Dilansir dari Timesindonesia.co.id, Angga mengatakan, Hari Valentine memang istimewa bagi sebagian anak muda, tetapi yang terpenting adalah hari kasih sayang itu seharusnya mendorong generasi muda memaknai kasih sebagai perasaan dan perilaku yang suci. Kasih adalah dorongan untuk menghormati sesama, memanusiakan manusia sebagai sesama ciptaan Sang Khalik.
“Kasih itu perasaan dan sikap menghormati orang lain, tidak mementingkan diri sendiri, bisa mengontrol emosi, bisa mengelola nafsu, juga rela berkorban bagi keadilan dan kebenaran,” ucapnya.
Alumni West College London itu mengatakan, kasih tidak melakukan yang tidak sopan. “Tindakan kasih itu mampu mengelola keinginan atau nafsu yang bisa termanifestasikan dalam perilaku tidak sopan.
Banyaknya kasus hamil di luar nikah seharusnya menyadarkan kita untuk kembali kepada makna kesucian kasih yang sesungguhnya, dan tidak mengulang kekeliruan yang sama,” ucap Angga.

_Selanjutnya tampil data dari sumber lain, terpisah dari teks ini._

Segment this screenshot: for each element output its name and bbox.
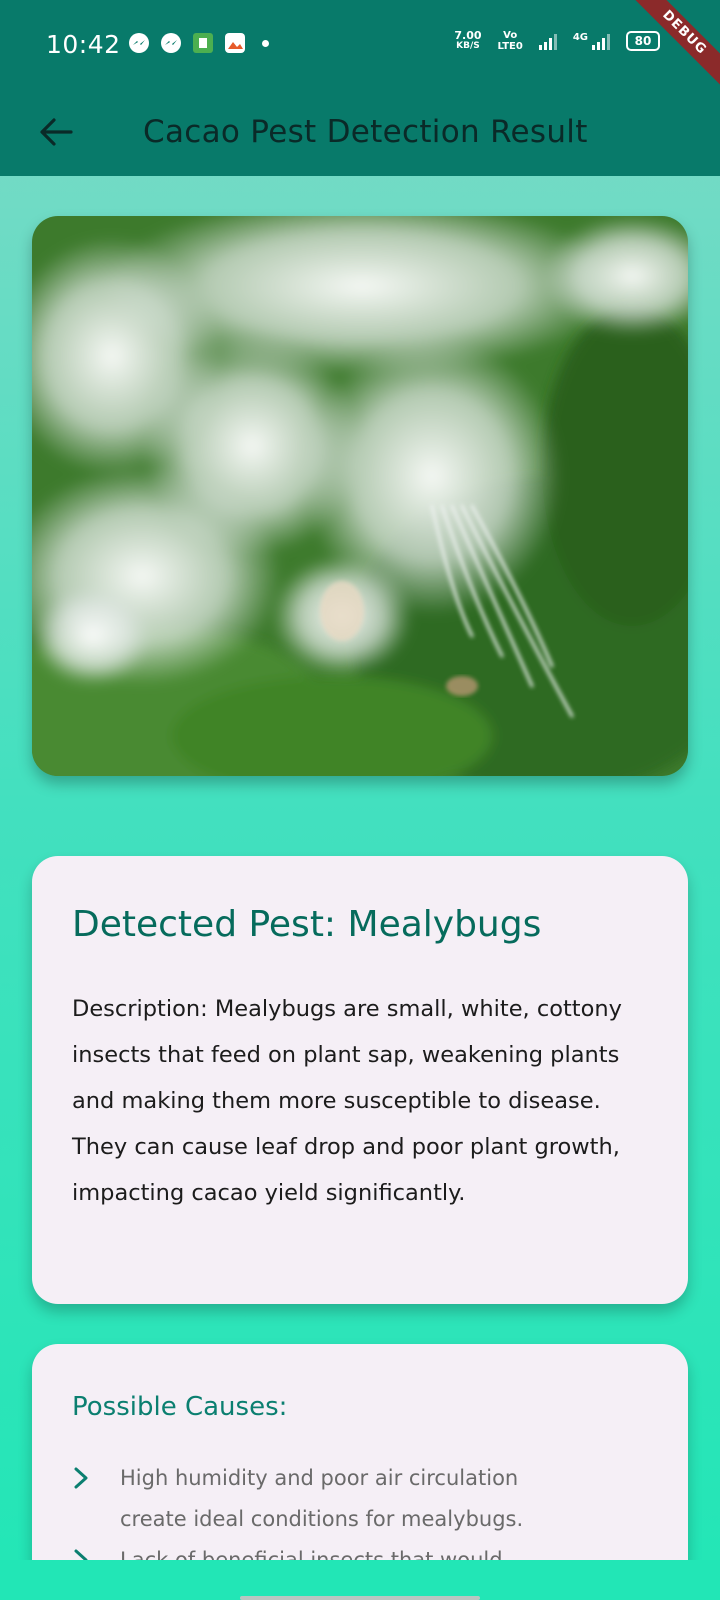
gallery-icon [224,32,246,54]
arrow-left-icon [40,118,73,146]
messenger-icon [128,32,150,54]
volte-indicator: Vo LTE0 [498,30,523,52]
network-speed: 7.00 KB/S [454,30,481,52]
status-indicators: 7.00 KB/S Vo LTE0 4G 80 [454,30,660,52]
status-time: 10:42 [46,30,121,59]
notification-icons [128,32,269,54]
app-bar: Cacao Pest Detection Result [0,90,720,176]
pest-description: Description: Mealybugs are small, white,… [72,996,622,1206]
detected-pest-card: Detected Pest: Mealybugs Description: Me… [32,856,688,1304]
detected-pest-title: Detected Pest: Mealybugs [72,904,542,945]
battery-icon: 80 [626,31,660,51]
cause-item: High humidity and poor air circulation c… [72,1458,672,1540]
bottom-clip [0,1560,720,1600]
messenger-icon [160,32,182,54]
signal-icon-2 [592,32,610,50]
volte-bottom: LTE0 [497,41,523,52]
signal-icon [538,32,557,50]
volte-top: Vo [503,30,518,41]
back-button[interactable] [36,112,76,152]
possible-causes-title: Possible Causes: [72,1392,288,1422]
pest-image [32,216,688,776]
chevron-right-icon [72,1458,120,1498]
page-title: Cacao Pest Detection Result [143,114,588,150]
status-bar: 10:42 7.00 KB/S Vo LTE0 4G 80 DEBUG [0,0,720,91]
speed-unit: KB/S [456,41,480,51]
navigation-handle[interactable] [240,1596,480,1600]
cause-text: High humidity and poor air circulation c… [120,1466,524,1531]
more-notifications-dot [262,39,269,47]
app-icon [192,32,214,54]
network-type: 4G [572,31,588,43]
battery-level: 80 [634,34,652,48]
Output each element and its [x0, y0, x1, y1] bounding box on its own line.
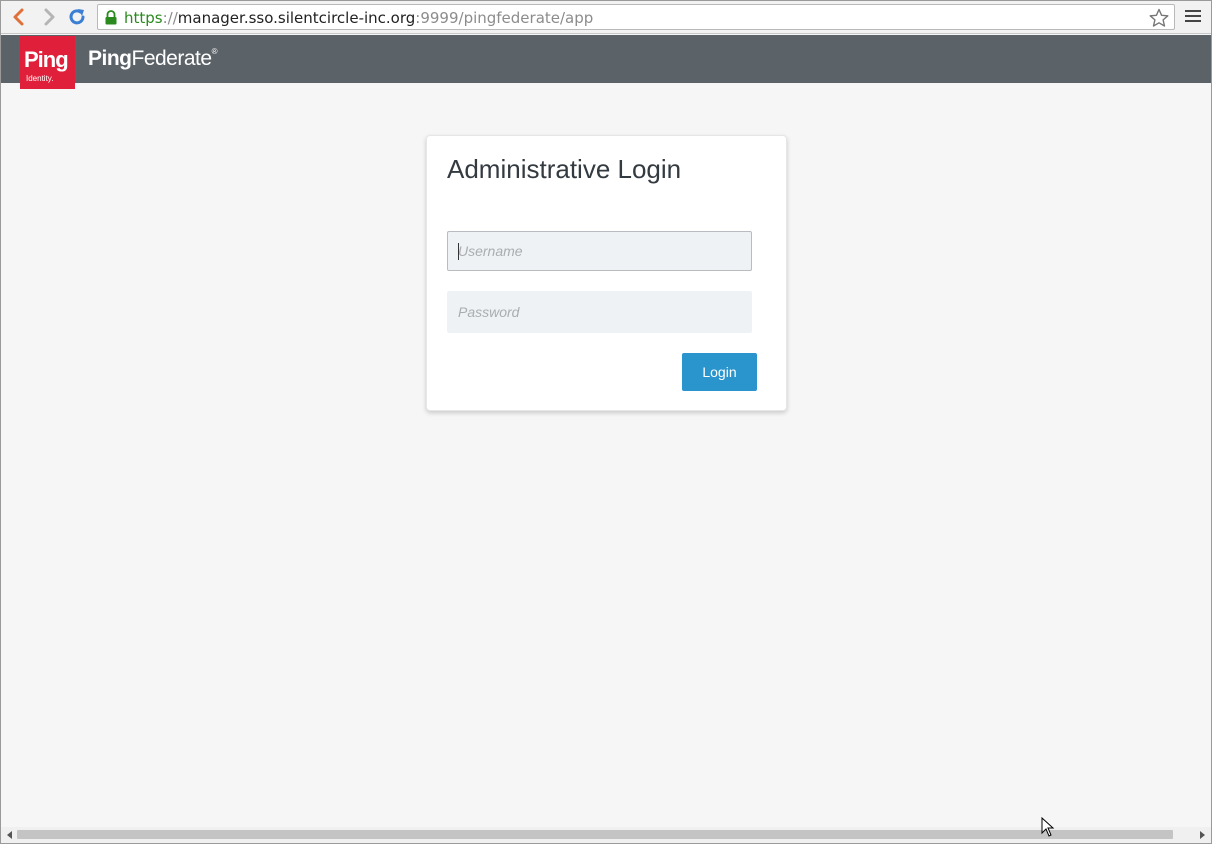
lock-icon	[105, 10, 117, 25]
username-field[interactable]	[447, 231, 752, 271]
mouse-cursor-icon	[1041, 817, 1055, 837]
page-title: Administrative Login	[447, 154, 682, 184]
address-bar[interactable]: https://manager.sso.silentcircle-inc.org…	[97, 4, 1175, 30]
scrollbar-thumb[interactable]	[17, 830, 1173, 839]
password-field[interactable]	[447, 291, 752, 333]
login-card: Administrative Login Login	[426, 135, 787, 411]
product-name-light: Federate	[131, 47, 213, 70]
reload-icon[interactable]	[67, 7, 87, 27]
browser-toolbar: https://manager.sso.silentcircle-inc.org…	[1, 1, 1211, 34]
login-button[interactable]: Login	[682, 353, 757, 391]
registered-mark: ®	[211, 47, 218, 56]
ping-identity-logo: Ping Identity.	[20, 36, 75, 89]
text-caret	[458, 243, 459, 260]
url-text: https://manager.sso.silentcircle-inc.org…	[124, 9, 593, 27]
horizontal-scrollbar[interactable]	[1, 827, 1211, 843]
scroll-left-icon[interactable]	[7, 831, 12, 839]
url-path: :9999/pingfederate/app	[415, 9, 594, 27]
forward-icon[interactable]	[39, 7, 59, 27]
app-header: Ping Identity. PingFederate®	[1, 35, 1211, 89]
star-icon[interactable]	[1148, 7, 1170, 29]
product-name-bold: Ping	[88, 47, 132, 70]
back-icon[interactable]	[9, 7, 29, 27]
url-scheme: https	[124, 9, 163, 27]
url-host: manager.sso.silentcircle-inc.org	[177, 9, 416, 27]
menu-icon[interactable]	[1185, 10, 1201, 24]
scroll-right-icon[interactable]	[1200, 831, 1205, 839]
product-name: PingFederate®	[88, 47, 218, 71]
logo-big-text: Ping	[24, 47, 69, 72]
logo-small-text: Identity.	[26, 74, 54, 83]
url-separator: ://	[162, 9, 178, 27]
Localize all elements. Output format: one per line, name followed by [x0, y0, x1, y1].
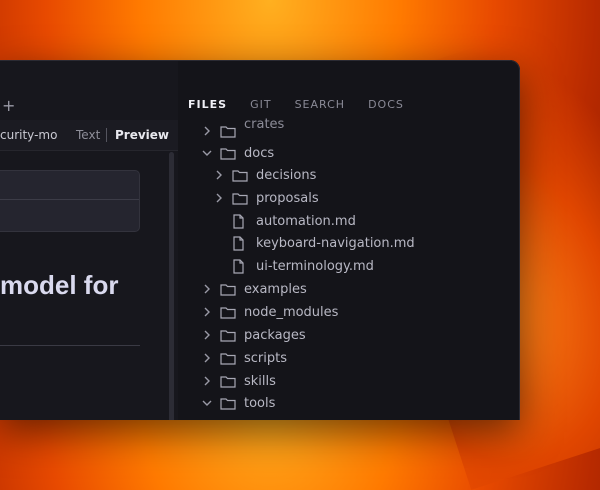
- folder-item-node-modules[interactable]: node_modules: [200, 301, 338, 323]
- tree-item-label: ui-terminology.md: [256, 258, 374, 274]
- tab-search[interactable]: SEARCH: [295, 98, 346, 111]
- folder-icon: [220, 327, 238, 343]
- chevron-right-icon[interactable]: [212, 170, 226, 180]
- preview-mode-toggle[interactable]: Preview: [115, 128, 169, 142]
- chevron-down-icon[interactable]: [200, 148, 214, 158]
- folder-icon: [220, 281, 238, 297]
- file-icon: [232, 258, 250, 274]
- tree-item-label: tools: [244, 395, 276, 411]
- tree-item-label: proposals: [256, 190, 319, 206]
- tree-item-label: keyboard-navigation.md: [256, 235, 415, 251]
- file-icon: [232, 213, 250, 229]
- folder-icon: [220, 395, 238, 411]
- preview-table: [0, 170, 140, 232]
- folder-item-crates[interactable]: crates: [200, 116, 285, 142]
- editor-tab-title[interactable]: curity-mo: [0, 128, 57, 142]
- mode-divider: [106, 128, 107, 142]
- editor-tab-bar: curity-mo Text Preview: [0, 120, 178, 151]
- tree-item-label: docs: [244, 145, 275, 161]
- chevron-right-icon[interactable]: [200, 376, 214, 386]
- folder-item-tools[interactable]: tools: [200, 392, 275, 414]
- file-icon: [232, 235, 250, 251]
- folder-icon: [220, 145, 238, 161]
- editor-scrollbar[interactable]: [169, 152, 174, 420]
- preview-heading: model for: [0, 270, 119, 300]
- chevron-right-icon[interactable]: [200, 126, 214, 136]
- folder-icon: [220, 373, 238, 389]
- tree-item-label: skills: [244, 373, 276, 389]
- preview-divider: [0, 345, 140, 346]
- file-item-keyboard-navigation-md[interactable]: keyboard-navigation.md: [212, 232, 415, 254]
- folder-icon: [232, 167, 250, 183]
- folder-item-decisions[interactable]: decisions: [212, 164, 316, 186]
- folder-icon: [220, 304, 238, 320]
- tab-git[interactable]: GIT: [250, 98, 272, 111]
- folder-item-examples[interactable]: examples: [200, 278, 307, 300]
- chevron-right-icon[interactable]: [212, 193, 226, 203]
- folder-item-skills[interactable]: skills: [200, 370, 276, 392]
- file-item-ui-terminology-md[interactable]: ui-terminology.md: [212, 255, 374, 277]
- tree-item-label: node_modules: [244, 304, 339, 320]
- file-sidebar: FILES GIT SEARCH DOCS crates docs decisions pr…: [178, 60, 520, 420]
- tree-item-label: crates: [244, 116, 285, 132]
- sidebar-tabs: FILES GIT SEARCH DOCS: [188, 98, 427, 111]
- text-mode-toggle[interactable]: Text: [76, 128, 100, 142]
- folder-icon: [220, 350, 238, 366]
- tab-docs[interactable]: DOCS: [368, 98, 404, 111]
- file-item-automation-md[interactable]: automation.md: [212, 210, 356, 232]
- tree-item-label: scripts: [244, 350, 287, 366]
- chevron-right-icon[interactable]: [200, 330, 214, 340]
- tree-item-label: decisions: [256, 167, 317, 183]
- tree-item-label: automation.md: [256, 213, 356, 229]
- tree-item-label: examples: [244, 281, 307, 297]
- folder-item-scripts[interactable]: scripts: [200, 347, 287, 369]
- chevron-right-icon[interactable]: [200, 307, 214, 317]
- tab-files[interactable]: FILES: [188, 98, 227, 111]
- folder-item-proposals[interactable]: proposals: [212, 187, 319, 209]
- chevron-right-icon[interactable]: [200, 353, 214, 363]
- editor-pane: + curity-mo Text Preview model for: [0, 60, 179, 420]
- folder-icon: [232, 190, 250, 206]
- folder-icon: [220, 123, 238, 139]
- tree-item-label: packages: [244, 327, 306, 343]
- new-tab-button[interactable]: +: [2, 96, 15, 115]
- app-window: + curity-mo Text Preview model for FILES…: [0, 60, 520, 420]
- table-row-divider: [0, 199, 139, 200]
- chevron-right-icon[interactable]: [200, 284, 214, 294]
- folder-item-docs[interactable]: docs: [200, 142, 274, 164]
- folder-item-packages[interactable]: packages: [200, 324, 306, 346]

Kedua, pesan bagi orang tua. Cak Angga mengatakan, “sebagai orangtua kita dipanggil untuk memberi teladan dan kasih sayang kepada putra-putri kita. Mereka butuh kehadiran kita sebagai orangtua.”
Maraknya aksi gangster beberapa waktu lalu di Surabaya merupakan bukti nyata perlunya optimalisasi peran orang tua dalam mendidik anak-anak mereka dalam kasih sayang, etika, dan keteladanan.
Anak-anak membutuhkan orang tua sebagai teladan nyata, sehingga orang tua didorong untuk melihat diri kembali, apakah perilaku dan tutur kata orang tua sudah menjadi teladan yang baik bagi putra-putri mereka, tebar Angga.
Ketiga, ia berpesan kepada pemerintah, jika pemerintah mencintai rakyatnya, maka pemerintah akan mengambil kebijakan-kebijakan yang berpihak pada kebutuhan rakyat, termasuk mereka yang dianggap sebagai kaum minoritas.
Maraknya praktik intoleransi agama, menurut Cak Angga, sudah selayaknya tidak boleh terjadi lagi. Sebab, semua pemeluk agama-agama dan kepercayaan yang diakui di Indonesia mendapat jaminan dan perlindungan hukum dari UUD 1945 untuk beribadah menurut ajarannya masing-masing.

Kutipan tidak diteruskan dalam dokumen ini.